On another level and tragically so, the absence of the conscious community is causing many parents to feel helpless. It’s causing some to feel that their inadequacies are to blame for their struggles. This further perpetuates the feeling that they must do even more to make their children happy.
This behavior and attitude become a self-perpetuating cycle. It becomes a distorted reality that derives its strength from the old mindset of what good parenting means. The parenting model that is not working is still in place despite our freedom to make difference choices.
Parents and caregivers, you are not the problem at all. YOU ARE DOING PLENTY. That makes you HEROES, not failures. Sometimes you may feel inadequate, but that’s because you’re on the front lines of the problem, which means you’re the ones being hardest hit. You are the first ones struggling and absorbing the impact of a broken, still-oppressive social structure. Many of you do this so that our children won’t have to. I’m referring to oppression as the absence of the conscious community. We’re disadvantaged like never before. We may have more stuff, more freedoms, but our burden remains disproportionately, oppressively heavy.
Reflection and Correction
In the past and in some cultures to this day, parents are lucky to complete their daily chores while laughing at splashing toddlers.

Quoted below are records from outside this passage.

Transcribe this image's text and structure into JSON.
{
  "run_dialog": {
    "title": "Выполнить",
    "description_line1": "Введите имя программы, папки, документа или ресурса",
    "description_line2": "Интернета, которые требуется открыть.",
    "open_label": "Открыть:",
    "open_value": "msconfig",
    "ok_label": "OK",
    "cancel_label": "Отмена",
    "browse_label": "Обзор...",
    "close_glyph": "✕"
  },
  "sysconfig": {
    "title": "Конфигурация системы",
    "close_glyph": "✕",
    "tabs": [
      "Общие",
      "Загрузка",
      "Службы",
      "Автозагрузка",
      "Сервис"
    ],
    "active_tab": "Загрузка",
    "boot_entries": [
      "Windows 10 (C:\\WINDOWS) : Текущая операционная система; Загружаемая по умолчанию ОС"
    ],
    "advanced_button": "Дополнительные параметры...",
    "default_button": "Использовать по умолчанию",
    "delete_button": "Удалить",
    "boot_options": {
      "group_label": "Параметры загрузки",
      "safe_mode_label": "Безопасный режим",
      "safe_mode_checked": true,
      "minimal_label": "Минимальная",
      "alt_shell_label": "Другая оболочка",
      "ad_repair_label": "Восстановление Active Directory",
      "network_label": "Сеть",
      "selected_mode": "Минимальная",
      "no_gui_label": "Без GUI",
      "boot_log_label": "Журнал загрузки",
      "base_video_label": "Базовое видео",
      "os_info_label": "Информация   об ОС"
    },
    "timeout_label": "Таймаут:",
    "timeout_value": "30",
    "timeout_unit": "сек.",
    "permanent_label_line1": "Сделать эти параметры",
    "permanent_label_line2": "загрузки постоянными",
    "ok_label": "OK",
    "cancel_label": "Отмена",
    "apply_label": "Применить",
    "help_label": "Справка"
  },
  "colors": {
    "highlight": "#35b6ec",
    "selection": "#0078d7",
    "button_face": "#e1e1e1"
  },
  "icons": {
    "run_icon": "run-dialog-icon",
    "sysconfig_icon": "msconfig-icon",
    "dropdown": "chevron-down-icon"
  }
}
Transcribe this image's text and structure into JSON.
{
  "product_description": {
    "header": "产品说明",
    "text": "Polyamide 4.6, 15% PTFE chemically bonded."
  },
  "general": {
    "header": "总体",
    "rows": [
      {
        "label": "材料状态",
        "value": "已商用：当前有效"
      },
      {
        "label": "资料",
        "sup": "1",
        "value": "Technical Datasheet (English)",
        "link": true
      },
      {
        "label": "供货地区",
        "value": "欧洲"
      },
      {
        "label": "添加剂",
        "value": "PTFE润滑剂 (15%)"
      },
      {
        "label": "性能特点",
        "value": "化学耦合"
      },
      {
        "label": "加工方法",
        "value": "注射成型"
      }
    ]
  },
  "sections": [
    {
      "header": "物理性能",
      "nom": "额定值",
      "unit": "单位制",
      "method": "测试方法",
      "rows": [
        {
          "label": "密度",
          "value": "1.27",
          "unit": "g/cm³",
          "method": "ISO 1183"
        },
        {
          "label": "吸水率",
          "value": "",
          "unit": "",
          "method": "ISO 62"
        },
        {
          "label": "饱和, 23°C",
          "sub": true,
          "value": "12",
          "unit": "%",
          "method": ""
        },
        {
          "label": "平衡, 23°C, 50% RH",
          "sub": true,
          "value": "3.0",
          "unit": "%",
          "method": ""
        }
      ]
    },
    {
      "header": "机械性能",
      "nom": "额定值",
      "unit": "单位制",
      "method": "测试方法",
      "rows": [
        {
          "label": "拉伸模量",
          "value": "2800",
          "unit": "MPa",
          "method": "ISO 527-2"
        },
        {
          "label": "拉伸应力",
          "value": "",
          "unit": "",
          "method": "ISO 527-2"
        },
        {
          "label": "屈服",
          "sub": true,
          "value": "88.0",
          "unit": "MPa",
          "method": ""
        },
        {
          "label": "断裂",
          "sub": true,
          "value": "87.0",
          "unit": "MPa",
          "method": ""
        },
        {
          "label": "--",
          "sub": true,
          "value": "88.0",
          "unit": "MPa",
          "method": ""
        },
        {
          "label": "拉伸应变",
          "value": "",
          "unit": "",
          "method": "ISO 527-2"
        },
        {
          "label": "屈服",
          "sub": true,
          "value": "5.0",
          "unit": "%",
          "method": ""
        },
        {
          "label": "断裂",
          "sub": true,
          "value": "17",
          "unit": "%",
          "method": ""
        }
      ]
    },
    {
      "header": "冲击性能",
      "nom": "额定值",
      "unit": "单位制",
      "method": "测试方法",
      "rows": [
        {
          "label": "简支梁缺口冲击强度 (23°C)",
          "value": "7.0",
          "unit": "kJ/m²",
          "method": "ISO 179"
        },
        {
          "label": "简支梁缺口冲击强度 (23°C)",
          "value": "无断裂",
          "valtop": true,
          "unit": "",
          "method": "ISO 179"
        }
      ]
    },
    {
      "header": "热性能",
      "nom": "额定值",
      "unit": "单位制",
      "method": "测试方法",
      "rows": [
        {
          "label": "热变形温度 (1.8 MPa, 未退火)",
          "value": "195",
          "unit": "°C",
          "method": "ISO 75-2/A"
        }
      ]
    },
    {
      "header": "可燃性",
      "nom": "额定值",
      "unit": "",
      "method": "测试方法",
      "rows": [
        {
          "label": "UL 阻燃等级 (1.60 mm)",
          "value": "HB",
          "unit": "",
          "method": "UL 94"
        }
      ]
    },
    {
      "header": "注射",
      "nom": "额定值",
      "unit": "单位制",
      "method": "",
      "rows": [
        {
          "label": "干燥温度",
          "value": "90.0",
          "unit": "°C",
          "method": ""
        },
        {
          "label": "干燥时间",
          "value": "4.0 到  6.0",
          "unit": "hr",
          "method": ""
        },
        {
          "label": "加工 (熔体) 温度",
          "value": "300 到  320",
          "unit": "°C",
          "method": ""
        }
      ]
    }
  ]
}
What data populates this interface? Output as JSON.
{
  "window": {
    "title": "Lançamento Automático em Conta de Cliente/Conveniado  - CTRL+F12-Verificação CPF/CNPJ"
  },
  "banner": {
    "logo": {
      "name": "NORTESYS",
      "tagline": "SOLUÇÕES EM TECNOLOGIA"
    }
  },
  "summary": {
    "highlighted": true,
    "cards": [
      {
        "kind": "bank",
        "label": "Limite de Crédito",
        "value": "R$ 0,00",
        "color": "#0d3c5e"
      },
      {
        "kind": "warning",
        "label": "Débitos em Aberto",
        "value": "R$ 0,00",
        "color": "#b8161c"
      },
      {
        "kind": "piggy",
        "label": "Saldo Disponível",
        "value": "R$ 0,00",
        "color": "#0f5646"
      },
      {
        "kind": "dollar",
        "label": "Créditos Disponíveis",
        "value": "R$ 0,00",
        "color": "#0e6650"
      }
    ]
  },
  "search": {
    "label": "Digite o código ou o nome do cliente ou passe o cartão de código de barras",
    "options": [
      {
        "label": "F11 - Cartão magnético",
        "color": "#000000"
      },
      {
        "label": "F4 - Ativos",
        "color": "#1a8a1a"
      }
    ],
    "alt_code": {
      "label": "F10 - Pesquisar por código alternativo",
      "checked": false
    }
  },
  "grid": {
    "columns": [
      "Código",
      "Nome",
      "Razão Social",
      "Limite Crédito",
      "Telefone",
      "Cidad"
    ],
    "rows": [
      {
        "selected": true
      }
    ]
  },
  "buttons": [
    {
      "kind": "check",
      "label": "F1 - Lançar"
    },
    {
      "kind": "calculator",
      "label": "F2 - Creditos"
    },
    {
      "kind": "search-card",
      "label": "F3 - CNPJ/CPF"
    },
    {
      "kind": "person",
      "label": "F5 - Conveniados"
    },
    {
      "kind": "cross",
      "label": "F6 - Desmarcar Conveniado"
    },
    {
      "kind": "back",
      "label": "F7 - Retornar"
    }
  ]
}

They take timeout to mourn the latest loss of love or life; gifting themselves with time to rejuvenate and balance their energy. In their busyness, they weave, sew, pick, pickle, can jam, bake, tidy, or mend; all this while swapping stories, minding aging mothers and grandmothers. They tend to one another’s wounds, both physical and emotional. When times are tough, they rely on one another for strength. Counsel is sought from their community’s wise, experienced, and cherished elders. Community life inherently fosters a sense of safety, inclusivity, purpose, acceptance, and importance. These essential elements of thriving were what we used to call normal.
I’m optimistic and hopeful by nature, but this has me pondering on how entire communities can shift this massive concern. We are being individually and collectively weakened by the absence of the very thing we so desperately need…. LOVE and UNITY.
Resetting Society’s Sails
Major shifts in prioritization of what’s important need to be looked at and acted upon. Our schools are not offering the kind of education required for our children to deal with the world and to take a leadership role. Our depressed, confused and isolated youth need new a new tool box. They need skills and support to turn fear and despair about the kind of world they are inheriting into momentum and progress.
The practice of “teaching to test” must end and we must re-structure our classroom environments. Our school curriculum need to be infused with new programs that teach emotional intelligence, personal empowerment, diversity and unity.
Each of us need make a choice to commit to doing our unique and essential part in creating change. We begin within ourselves, our families and work our way out into our communities and into our world.
Although we may not experience what it’s like to raise children in a conscious community in our lifetime, that’s okay. Perhaps this generation is about waking up to who we really are and what we really want, and resetting society’s sails accordingly.